I'd avoid the dreaded GOTOs also. A simpler construction is a loop, that
exits when the value is valid or the user cancels ..

numInput = 0
Do
strInput = InputBox("Please enter the left indent (> 1.3)", "Indent
Size", LeftIndent)
if len(strInput) = 0 then
exit sub
end if

on error resume next
numInput = csng(Input)
on error goto 0

Loop while numInput < 1.3

 

[Greg Maxey]

Karl, Jezebel:

It appears that I am more interested in this topic than the OP ;-)

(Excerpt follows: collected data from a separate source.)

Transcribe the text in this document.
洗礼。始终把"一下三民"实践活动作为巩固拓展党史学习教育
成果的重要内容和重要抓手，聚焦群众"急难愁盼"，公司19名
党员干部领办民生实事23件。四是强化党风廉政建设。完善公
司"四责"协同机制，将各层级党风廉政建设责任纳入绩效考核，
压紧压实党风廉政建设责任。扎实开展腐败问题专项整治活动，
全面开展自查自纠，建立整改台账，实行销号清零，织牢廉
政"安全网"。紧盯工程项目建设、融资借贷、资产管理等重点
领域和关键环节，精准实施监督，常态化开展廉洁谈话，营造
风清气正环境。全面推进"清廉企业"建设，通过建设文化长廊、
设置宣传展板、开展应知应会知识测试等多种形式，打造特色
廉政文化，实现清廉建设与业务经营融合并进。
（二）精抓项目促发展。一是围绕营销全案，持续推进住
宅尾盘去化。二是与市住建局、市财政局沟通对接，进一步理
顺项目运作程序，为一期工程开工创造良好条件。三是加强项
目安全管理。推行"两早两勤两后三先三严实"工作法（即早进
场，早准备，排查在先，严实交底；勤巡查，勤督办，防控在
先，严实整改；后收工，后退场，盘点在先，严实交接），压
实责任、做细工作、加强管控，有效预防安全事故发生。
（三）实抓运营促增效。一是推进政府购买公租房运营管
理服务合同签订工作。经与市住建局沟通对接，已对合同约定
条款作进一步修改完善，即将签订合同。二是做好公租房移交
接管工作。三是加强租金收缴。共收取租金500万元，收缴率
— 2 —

Looking at all of your comments, it seems to me the best code for what I
would want to occur would be this:


Sub ScratchMacro()
Dim sngIndex As Single
Dim oStyle As Styles
Dim sReturn As String
Dim numReturn As Single
Set oStyle = ActiveDocument.Styles
sngIndex =
Round(PointsToInches(oStyle("Normal").ParagraphFormat.LeftIndent), 1)
numReturn = 0
Do
sReturn = InputBox("Enter the left Indent value." & vbCr & vbCr _
& "Only numeric values (greater than or equal to 1.3) " _
& "are allowed.", "Indent value", sngIndex)
If sReturn = vbNullString Then
Exit Sub 'Cancel pressed!
End If
On Error Resume Next
numReturn = CStr(sReturn) 'Non-numeric entries will trigger a type
mismatch
If Err.Number = 13 Then
MsgBox "Only numeric values (greater than or equal to 1.3) are
allowed.", _
vbCritical, "Invalid Entry"
On Error GoTo 0
ElseIf numReturn < 1.3 Then
MsgBox "Your entry was too small. Please enter a value greater than or
" _
& "equal to 1.3.", vbInformation, "Invalid Entry"
End If
Loop While numReturn < 1.3
sngIndex = numReturn
On Error GoTo 0 'Negates the earlier Resume Next statement
With oStyle("Normala").ParagraphFormat
.LeftIndent = InchesToPoints(sngIndex)
.FirstLineIndent = InchesToPoints(-sngIndex)
End With
End Sub

Do either of you see any foopahs in this code? Thanks.

 

[andreas]

Dear Karl,

thank you very much for your input. Greg integrated your part of the
code into the macro and it is just running fine. Good job.

Regards,

Andreas

 

[andreas]

Jezebel,

thank you for your great input. As you know your suggestions have been
integrated into Gregs Macro Code and it is running just. Fine. Good
job.

Regards,

Andreas

 

[andreas]

Dear Greg,

it is working just fine. Very good job. What I will never understand is
how you and other experts are able to come up with macro code solutions
so quick. Incredible.

I may have another related problem and come back to the forum

Regards,

Andreas

 

[Greg Maxey]

Andreas,

Thanks for the feedback. First I am more an intermediate novice than
expert. I learn with the help of the real experts, of which I number
Jezebel, Karl and a dozen or so others that grace this group, by trying
to answer questions in these newsgroups.

I suppose that using the language of VBA is a bit like any other
language. Take Mandarin Chinese for example. Effortless for native
speakers. A student like me may be able to express common everyday
phrases with little effort but has crawl and scratch through the more
difficult expressions learning a bit more along the way. It is
jibberish to anyone who has never heard it.